Imagery is one of our most important brand assets, a powerful tool to draw immediate attention.

Priority Dispatch images are shot in a certain style to convey depth and emotion. PDC images are purposefully cool, with a blue hue. Note that images in the IAED library, while similar in content, are warm and golden in hue. DO NOT MIX AND MATCH images between PDC and IAED libraries. Wherever possible, only use images from the official PDC library in your document. Do not copy images from Google or elsewhere. Not only does it violate copyright, it most likely does not conform to our brand style.

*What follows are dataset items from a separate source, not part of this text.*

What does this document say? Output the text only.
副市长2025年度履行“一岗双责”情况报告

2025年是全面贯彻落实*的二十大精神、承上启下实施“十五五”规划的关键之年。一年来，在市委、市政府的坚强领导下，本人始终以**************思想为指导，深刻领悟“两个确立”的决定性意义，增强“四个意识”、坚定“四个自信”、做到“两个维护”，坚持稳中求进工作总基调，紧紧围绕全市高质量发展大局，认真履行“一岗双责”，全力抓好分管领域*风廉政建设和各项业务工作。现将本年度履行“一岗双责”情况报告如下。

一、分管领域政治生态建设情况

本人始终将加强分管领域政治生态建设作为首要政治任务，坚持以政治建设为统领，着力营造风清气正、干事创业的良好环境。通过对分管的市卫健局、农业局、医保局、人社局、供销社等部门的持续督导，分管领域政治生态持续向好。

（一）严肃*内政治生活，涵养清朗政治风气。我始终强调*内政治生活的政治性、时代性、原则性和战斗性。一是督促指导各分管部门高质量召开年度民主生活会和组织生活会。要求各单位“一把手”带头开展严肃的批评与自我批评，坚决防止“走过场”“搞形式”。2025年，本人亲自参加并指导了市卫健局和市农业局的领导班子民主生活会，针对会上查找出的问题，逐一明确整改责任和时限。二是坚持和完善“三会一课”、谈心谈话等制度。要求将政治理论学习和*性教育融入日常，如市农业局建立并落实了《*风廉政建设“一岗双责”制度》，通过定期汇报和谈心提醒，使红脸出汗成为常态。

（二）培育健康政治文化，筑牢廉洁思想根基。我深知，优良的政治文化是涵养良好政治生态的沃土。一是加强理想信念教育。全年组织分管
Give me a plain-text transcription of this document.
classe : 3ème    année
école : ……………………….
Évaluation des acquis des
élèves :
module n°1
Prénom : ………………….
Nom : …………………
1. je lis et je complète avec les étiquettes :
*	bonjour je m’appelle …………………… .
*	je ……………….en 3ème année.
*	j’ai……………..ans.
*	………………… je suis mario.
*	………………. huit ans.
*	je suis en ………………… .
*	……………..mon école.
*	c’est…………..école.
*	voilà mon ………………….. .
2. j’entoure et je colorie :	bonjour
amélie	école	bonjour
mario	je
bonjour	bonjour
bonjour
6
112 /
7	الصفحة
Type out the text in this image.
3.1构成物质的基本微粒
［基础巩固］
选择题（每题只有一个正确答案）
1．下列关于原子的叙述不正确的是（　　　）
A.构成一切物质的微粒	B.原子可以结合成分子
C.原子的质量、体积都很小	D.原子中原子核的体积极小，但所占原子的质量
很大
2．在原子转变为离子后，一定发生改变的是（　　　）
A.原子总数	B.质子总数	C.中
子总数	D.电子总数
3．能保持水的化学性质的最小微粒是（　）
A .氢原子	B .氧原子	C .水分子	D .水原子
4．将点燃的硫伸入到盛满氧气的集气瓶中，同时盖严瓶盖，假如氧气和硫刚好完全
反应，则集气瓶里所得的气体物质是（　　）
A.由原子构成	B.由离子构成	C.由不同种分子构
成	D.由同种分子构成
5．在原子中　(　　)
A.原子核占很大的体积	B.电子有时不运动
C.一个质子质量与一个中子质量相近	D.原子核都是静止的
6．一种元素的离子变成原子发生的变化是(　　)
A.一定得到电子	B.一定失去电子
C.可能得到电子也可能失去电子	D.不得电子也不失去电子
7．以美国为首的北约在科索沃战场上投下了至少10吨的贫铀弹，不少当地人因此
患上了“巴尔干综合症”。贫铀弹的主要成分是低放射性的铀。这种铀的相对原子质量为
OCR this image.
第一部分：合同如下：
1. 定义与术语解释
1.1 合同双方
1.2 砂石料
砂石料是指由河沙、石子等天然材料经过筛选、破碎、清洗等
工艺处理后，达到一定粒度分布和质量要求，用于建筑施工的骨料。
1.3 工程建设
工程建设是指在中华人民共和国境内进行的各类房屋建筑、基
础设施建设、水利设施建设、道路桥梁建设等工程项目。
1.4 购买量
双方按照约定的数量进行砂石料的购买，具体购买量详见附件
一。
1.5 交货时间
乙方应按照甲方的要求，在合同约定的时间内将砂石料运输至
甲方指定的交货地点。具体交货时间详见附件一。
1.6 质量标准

If you need specific images that are not found in our current library, please contact Chris Carr, Creative Director, for assistance.

NOTE: Our image library is a work in progress, and will be developed and enhanced over time to reflect our global presence. We recognize that certain types of shots are not available today. If you have suggestions for specific types of images that would be useful in the future, please contact Chris Carr.

Follow these guidelines whenever choosing images for projects.

PEOPLE CANDID PHOTOS

These photos should provide a candid view of dispatchers, consultants, emergency responders, etc., as they go about their daily work lives. Photos of people should, above all else, feel genuine and familiar. Don’t use models, and don’t ask anyone to “pose” for a photo. There doesn’t even need to be a person in the picture, just evidence of a strong human presence. The color tone of photos should be warm, golden, and bright.

DO find real people doing real things. Find candid moments, where people don’t know you’re taking their photo.

DO find interesting elements to focus on in your composition—it might not always be people, and that’s OK. These types of photos are great because text can be placed over blurry sections and still be legible. Imply a human presence, even if there is no person in the picture. Photos should be cool/blue in color tone, and reflect a serious tone in composition and setting.

DON’T be clichéd – shoot photos as candidly as possible. Also, never use selfies.